Use Case: Use project to tailor outputs for dashboards, reports, or downstream automation tasks, ensuring only essential information is included.
Step 3: Handling Nested Data with mv-expand
Security alerts often include multi-value or nested fields, such as a JSON array of affected users or devices. The mv-expand operator “flattens” these arrays into individual rows, making it easier to analyze each element.
Example Query:
SecurityAlert
| where AlertSeverity == "High" and TimeGenerated >= ago(24h)
| project AlertName, TimeGenerated, AffectedEntities, AlertSeverity
| mv-expand AffectedEntities
Explanation:
mv-expand AffectedEntities: Expands the AffectedEntities array (e.g., ["user1", "user2"]) into separate rows, with each row containing one entity.
The resulting table has one row per entity, preserving other columns like AlertName and AlertSeverity.
Use Case: Use mv-expand to analyze relationships, such as identifying all users affected by a specific alert or correlating alerts across multiple devices.
Putting It All Together: A Complete Investigation Query
Let’s combine these operators into a comprehensive query to investigate high-severity alerts, extract affected entities, and identify critical assets.
Complete Query:
SecurityAlert
| where AlertSeverity == "High" and TimeGenerated >= ago(24h)
| project AlertName, TimeGenerated, AffectedEntities, AlertSeverity
| mv-expand AffectedEntities
| where AffectedEntities contains "critical-server"

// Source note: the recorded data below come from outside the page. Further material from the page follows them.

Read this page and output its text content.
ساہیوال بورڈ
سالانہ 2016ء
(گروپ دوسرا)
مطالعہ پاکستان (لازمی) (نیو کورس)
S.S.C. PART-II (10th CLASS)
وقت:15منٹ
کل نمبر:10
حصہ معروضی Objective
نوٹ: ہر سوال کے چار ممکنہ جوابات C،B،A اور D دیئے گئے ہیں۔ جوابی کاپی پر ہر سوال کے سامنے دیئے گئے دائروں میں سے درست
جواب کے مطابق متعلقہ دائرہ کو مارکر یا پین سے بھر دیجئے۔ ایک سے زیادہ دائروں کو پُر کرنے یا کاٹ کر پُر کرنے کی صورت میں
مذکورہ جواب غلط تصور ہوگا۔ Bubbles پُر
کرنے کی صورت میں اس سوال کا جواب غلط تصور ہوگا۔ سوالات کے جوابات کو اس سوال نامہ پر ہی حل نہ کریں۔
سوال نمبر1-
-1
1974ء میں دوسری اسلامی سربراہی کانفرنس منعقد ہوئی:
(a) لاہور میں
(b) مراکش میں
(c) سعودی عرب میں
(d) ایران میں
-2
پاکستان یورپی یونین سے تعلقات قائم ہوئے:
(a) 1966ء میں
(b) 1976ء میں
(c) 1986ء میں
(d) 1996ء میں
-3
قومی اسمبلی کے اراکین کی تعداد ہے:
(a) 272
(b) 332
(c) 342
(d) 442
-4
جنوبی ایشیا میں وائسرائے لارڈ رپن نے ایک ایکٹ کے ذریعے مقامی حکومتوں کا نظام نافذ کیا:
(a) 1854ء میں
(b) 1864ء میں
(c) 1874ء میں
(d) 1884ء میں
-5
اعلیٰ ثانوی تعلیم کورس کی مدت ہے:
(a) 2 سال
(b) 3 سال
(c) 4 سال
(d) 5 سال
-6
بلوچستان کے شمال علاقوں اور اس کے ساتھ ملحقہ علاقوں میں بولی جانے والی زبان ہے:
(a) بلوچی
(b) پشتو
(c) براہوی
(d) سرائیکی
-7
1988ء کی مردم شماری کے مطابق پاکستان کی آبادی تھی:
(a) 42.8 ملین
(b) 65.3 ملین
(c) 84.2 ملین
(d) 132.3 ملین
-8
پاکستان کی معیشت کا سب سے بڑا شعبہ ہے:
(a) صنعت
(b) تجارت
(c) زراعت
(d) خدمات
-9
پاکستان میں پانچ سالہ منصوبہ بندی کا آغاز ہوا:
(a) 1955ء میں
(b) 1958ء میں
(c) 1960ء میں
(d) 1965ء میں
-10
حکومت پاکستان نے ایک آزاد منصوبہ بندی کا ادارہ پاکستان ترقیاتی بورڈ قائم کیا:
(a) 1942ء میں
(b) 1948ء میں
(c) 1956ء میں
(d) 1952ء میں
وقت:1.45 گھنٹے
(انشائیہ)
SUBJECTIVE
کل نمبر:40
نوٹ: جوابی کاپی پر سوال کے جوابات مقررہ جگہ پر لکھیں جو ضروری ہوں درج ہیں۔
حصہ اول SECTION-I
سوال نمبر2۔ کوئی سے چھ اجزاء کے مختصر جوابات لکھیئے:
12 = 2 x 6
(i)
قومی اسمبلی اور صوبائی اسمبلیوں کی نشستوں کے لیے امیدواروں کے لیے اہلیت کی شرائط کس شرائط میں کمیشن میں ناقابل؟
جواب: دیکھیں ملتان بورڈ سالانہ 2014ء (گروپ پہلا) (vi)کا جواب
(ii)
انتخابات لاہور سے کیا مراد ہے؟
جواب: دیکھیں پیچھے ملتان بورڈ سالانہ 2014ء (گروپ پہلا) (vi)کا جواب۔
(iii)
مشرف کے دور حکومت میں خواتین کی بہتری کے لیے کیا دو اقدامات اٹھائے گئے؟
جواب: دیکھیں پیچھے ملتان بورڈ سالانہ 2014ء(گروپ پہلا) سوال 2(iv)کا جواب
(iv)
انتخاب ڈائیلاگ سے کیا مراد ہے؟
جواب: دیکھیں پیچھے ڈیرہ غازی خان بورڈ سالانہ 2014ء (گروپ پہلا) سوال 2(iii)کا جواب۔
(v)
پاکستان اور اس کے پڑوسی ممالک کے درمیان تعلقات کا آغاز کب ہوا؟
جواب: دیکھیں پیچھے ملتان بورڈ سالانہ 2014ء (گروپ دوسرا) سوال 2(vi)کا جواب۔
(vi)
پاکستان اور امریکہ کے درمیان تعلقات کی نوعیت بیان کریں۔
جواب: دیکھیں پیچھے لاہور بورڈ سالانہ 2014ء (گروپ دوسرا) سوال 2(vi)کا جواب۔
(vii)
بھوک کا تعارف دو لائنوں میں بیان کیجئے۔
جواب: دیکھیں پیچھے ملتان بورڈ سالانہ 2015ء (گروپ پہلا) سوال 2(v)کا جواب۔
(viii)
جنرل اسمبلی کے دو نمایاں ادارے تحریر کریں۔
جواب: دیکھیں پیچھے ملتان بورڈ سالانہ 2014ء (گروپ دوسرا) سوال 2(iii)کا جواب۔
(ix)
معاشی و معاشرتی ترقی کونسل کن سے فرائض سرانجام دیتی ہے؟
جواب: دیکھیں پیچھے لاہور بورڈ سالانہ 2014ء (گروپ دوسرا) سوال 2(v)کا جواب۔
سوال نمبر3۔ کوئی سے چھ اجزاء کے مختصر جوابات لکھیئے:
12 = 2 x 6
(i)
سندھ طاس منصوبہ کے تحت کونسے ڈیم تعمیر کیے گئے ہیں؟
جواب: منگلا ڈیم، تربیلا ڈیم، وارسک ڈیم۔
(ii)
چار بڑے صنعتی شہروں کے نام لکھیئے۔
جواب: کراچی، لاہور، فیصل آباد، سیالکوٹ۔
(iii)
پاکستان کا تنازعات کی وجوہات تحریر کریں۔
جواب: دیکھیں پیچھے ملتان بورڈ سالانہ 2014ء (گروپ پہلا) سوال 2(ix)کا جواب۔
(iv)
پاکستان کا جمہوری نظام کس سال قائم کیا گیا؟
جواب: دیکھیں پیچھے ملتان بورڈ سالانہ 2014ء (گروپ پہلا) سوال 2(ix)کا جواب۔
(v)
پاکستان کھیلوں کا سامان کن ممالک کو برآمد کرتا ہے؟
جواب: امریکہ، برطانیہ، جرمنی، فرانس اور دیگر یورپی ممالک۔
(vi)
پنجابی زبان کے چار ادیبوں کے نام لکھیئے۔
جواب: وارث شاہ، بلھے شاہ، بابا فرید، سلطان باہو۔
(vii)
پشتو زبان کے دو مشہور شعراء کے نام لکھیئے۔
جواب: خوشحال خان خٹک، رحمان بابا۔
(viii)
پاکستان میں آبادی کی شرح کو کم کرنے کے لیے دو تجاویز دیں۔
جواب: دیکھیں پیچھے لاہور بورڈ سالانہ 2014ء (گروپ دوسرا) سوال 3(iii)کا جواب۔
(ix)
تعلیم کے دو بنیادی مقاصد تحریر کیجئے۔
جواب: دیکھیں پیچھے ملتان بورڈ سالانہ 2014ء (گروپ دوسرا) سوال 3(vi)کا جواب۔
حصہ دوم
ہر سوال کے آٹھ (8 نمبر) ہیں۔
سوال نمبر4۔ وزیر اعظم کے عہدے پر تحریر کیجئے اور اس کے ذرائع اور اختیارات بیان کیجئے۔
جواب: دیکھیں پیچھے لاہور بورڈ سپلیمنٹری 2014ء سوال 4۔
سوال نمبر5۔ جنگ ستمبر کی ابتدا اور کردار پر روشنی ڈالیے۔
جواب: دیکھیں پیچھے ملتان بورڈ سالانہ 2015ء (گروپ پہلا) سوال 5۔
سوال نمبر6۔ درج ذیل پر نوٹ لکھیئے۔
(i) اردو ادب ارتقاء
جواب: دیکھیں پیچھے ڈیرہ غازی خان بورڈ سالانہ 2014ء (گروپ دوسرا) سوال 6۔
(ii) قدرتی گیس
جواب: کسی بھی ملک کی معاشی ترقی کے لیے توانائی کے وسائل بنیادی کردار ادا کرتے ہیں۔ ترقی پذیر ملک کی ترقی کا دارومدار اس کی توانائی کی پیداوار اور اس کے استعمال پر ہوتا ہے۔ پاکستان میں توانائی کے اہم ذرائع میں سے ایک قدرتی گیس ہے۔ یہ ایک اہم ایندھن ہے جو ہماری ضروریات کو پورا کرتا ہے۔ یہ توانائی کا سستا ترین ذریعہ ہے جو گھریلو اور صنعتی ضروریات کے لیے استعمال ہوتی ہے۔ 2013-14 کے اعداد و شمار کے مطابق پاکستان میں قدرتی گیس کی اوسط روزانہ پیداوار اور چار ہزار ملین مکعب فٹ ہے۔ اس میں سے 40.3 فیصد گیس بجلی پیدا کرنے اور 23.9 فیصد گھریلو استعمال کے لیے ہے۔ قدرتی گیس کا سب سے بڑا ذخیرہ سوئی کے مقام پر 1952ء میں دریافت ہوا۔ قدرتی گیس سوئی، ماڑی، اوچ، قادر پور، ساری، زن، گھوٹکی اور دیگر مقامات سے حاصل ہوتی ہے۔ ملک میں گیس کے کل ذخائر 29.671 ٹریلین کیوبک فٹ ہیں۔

| project AlertName, TimeGenerated, AffectedEntities, AlertSeverity
Explanation:
Filter: where AlertSeverity == "High" and TimeGenerated >= ago(24h) narrows the dataset to recent, high-severity alerts.
Select: project reduces the output to relevant columns.
Expand: mv-expand AffectedEntities flattens the multi-value field.
Refine: where AffectedEntities contains "critical-server" filters for alerts affecting critical assets.
Output: project ensures the final output is clean and focused.
Output Example:
This output highlights high-severity alerts affecting critical servers, ready for immediate action or reporting.
Advanced Tips for KQL Automation
Summarization: Use summarize to aggregate data, e.g., count alerts by AlertName or AffectedEntities.
| summarize AlertCount = count() by AlertName, AffectedEntities
Joins: Combine SecurityAlert with other tables (e.g., DeviceInfo) to enrich alerts with device details.
| join kind=inner (DeviceInfo) on $left.AffectedEntities == $right.DeviceName
Automation: Save queries as KQL functions or integrate them into Azure Logic Apps for automated workflows, such as triggering notifications for high-severity alerts.
Visualization: Pipe results to a render operator for charts in Microsoft Sentinel.
| render timechart
Benefits of This Approach
By leveraging mv-expand, project, and where, you can:
Handle Complex Data: Easily process nested or multi-value fields.
Focus on What Matters: Filter and project only relevant information.
Scale Investigations: Automate repetitive tasks, allowing analysts to focus on strategic response.
This KQL-driven approach empowers security teams to respond faster, with greater precision, to potential threats.
TLDR
Automating security incident investigation with KQL transforms how teams handle alerts. Functions like mv-expand, project, and where provide the flexibility to dissect complex datasets, extract actionable insights, and prioritize critical threats. By incorporating these techniques into your workflows, you can enhance your security operations, reduce response times, and stay ahead of cyber threats.
Ready to try it? Fire up Microsoft Sentinel or Microsoft Defender, craft your KQL queries, and start automating your incident investigations today!